I’ve seen “polycistronic” being applied to prokaryotic mRNA in old textbooks, but I’ve rarely stumbled upon this in recent papers

The reason to expect that it would have fallen out of use is:

  1. The shift in research from prokaryotes to eukaryotes in the last 40 years or so
  2. The initial impression that all eukaryotic mRNAs were monocistronic.

It is the discovery of, and the interest in, exceptions* to the latter that has, in my opinion, kept the term in use. There are dicistronic and polycistronic mRNAs in eukaryotes (not just their viruses).

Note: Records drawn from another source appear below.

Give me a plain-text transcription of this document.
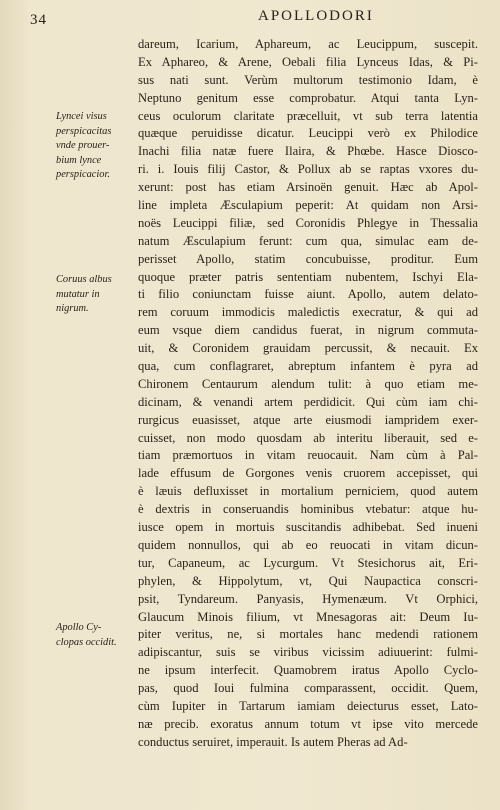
34	APOLLODORI
Lyncei visus
perspicacitas
vnde prouer-
bium lynce
perspicacior.
Coruus albus
mutatur in
nigrum.
Apollo Cy-
clopas occidit.
dareum, Icarium, Aphareum, ac Leucippum, suscepit.
Ex Aphareo, & Arene, Oebali filia Lynceus Idas, & Pi-
sus nati sunt. Verùm multorum testimonio Idam, è
Neptuno genitum esse comprobatur. Atqui tanta Lyn-
ceus oculorum claritate præcelluit, vt sub terra latentia
quæque peruidisse dicatur. Leucippi verò ex Philodice
Inachi filia natæ fuere Ilaira, & Phœbe. Hasce Diosco-
ri. i. Iouis filij Castor, & Pollux ab se raptas vxores du-
xerunt: post has etiam Arsinoën genuit. Hæc ab Apol-
line impleta Æsculapium peperit: At quidam non Arsi-
noës Leucippi filiæ, sed Coronidis Phlegye in Thessalia
natum Æsculapium ferunt: cum qua, simulac eam de-
perisset Apollo, statim concubuisse, proditur. Eum
quoque præter patris sententiam nubentem, Ischyi Ela-
ti filio coniunctam fuisse aiunt. Apollo, autem delato-
rem coruum immodicis maledictis execratur, & qui ad
eum vsque diem candidus fuerat, in nigrum commuta-
uit, & Coronidem grauidam percussit, & necauit. Ex
qua, cum conflagraret, abreptum infantem è pyra ad
Chironem Centaurum alendum tulit: à quo etiam me-
dicinam, & venandi artem perdidicit. Qui cùm iam chi-
rurgicus euasisset, atque arte eiusmodi iampridem exer-
cuisset, non modo quosdam ab interitu liberauit, sed e-
tiam præmortuos in vitam reuocauit. Nam cùm à Pal-
lade effusum de Gorgones venis cruorem accepisset, qui
è læuis defluxisset in mortalium perniciem, quod autem
è dextris in conseruandis hominibus vtebatur: atque hu-
iusce opem in mortuis suscitandis adhibebat. Sed inueni
quidem nonnullos, qui ab eo reuocati in vitam dicun-
tur, Capaneum, ac Lycurgum. Vt Stesichorus ait, Eri-
phylen, & Hippolytum, vt, Qui Naupactica conscri-
psit, Tyndareum. Panyasis, Hymenæum. Vt Orphici,
Glaucum Minois filium, vt Mnesagoras ait: Deum Iu-
piter veritus, ne, si mortales hanc medendi rationem
adipiscantur, suis se viribus vicissim adiuuerint: fulmi-
ne ipsum interfecit. Quamobrem iratus Apollo Cyclo-
pas, quod Ioui fulmina comparassent, occidit. Quem,
cùm Iupiter in Tartarum iamiam deiecturus esset, Lato-
næ precib. exoratus annum totum vt ipse vito mercede
conductus seruiret, imperauit. Is autem Pheras ad Ad-
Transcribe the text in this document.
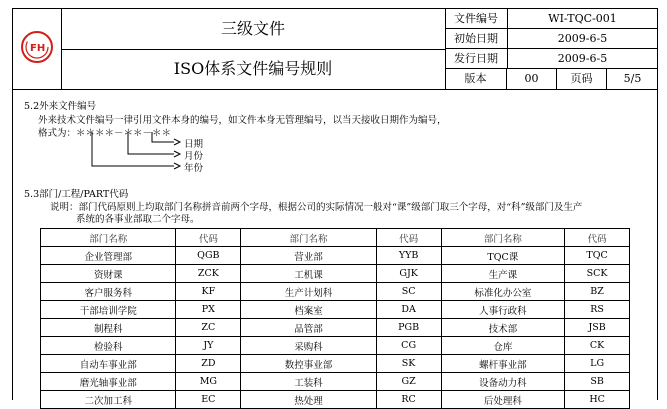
FH
三级文件
ISO体系文件编号规则
文件编号	WI-TQC-001
初始日期	2009-6-5
发行日期	2009-6-5
版本	00	页码	5/5
5.2外来文件编号
外来技术文件编号一律引用文件本身的编号，如文件本身无管理编号，以当天接收日期作为编号，
格式为：＊＊＊＊－＊＊－＊＊
日期
月份
年份
5.3部门/工程/PART代码
说明：部门代码原则上均取部门名称拼音前两个字母，根据公司的实际情况一般对“课”级部门取三个字母，对“科”级部门及生产
系统的各事业部取二个字母。
部门名称	代码	部门名称	代码	部门名称	代码
企业管理部	QGB	营业部	YYB	TQC课	TQC
资财课	ZCK	工机课	GJK	生产课	SCK
客户服务科	KF	生产计划科	SC	标准化办公室	BZ
干部培训学院	PX	档案室	DA	人事行政科	RS
制程科	ZC	品管部	PGB	技术部	JSB
检验科	JY	采购科	CG	仓库	CK
自动车事业部	ZD	数控事业部	SK	螺杆事业部	LG
磨光轴事业部	MG	工装科	GZ	设备动力科	SB
二次加工科	EC	热处理	RC	后处理科	HC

This is illustrated by the first two references in the answer from @theforestecologist, which refer specifically to eukaryotes in their titles.


The exceptions vary with species, but, to take an example that puts things into perspective, of almost 14,000 protein-coding genes in Drosophila there are only about 70 for which polycistronic mRNAs (usually dicistronic) have been established. See the p. D811 of the paper on FlyAtlas 2 and supplementary Table S6. It’s not too surprising that authors of basic text books choose to focus on generalities in an attempt to explain the main ideas in a complex subject.


@iayork's answer provides a great approach to examining this question. I just want to corroborate it by using a slightly different approach.

A Google Scholar search for "polycistronic" limited to results since 2015 provides >200 hits.

Some examples include:

  • Gordon, S.P., Tseng, E., Salamov, A., Zhang, J., Meng, X., Zhao, Z., Kang, D., Underwood, J., Grigoriev, I.V., Figueroa, M. and Schilling, J.S., 2015. Widespread polycistronic transcripts in fungi revealed by single-molecule mRNA sequencing. PloS one, 10(7), p.e0132628.

  • Karginov, T.A., Pastor, D.P.H., Semler, B.L. and Gomez, C.M., 2017. Mammalian polycistronic mRNAs and disease. Trends in Genetics, 33(2), pp.129-142.

  • Liu, Z., Chen, O., Wall, J.B.J., Zheng, M., Zhou, Y., Wang, L., Vaseghi, H.R., Qian, L. and Liu, J., 2017. Systematic comparison of 2A peptides for cloning multi-genes in a polycistronic vector. Scientific reports, 7(1), p.2193.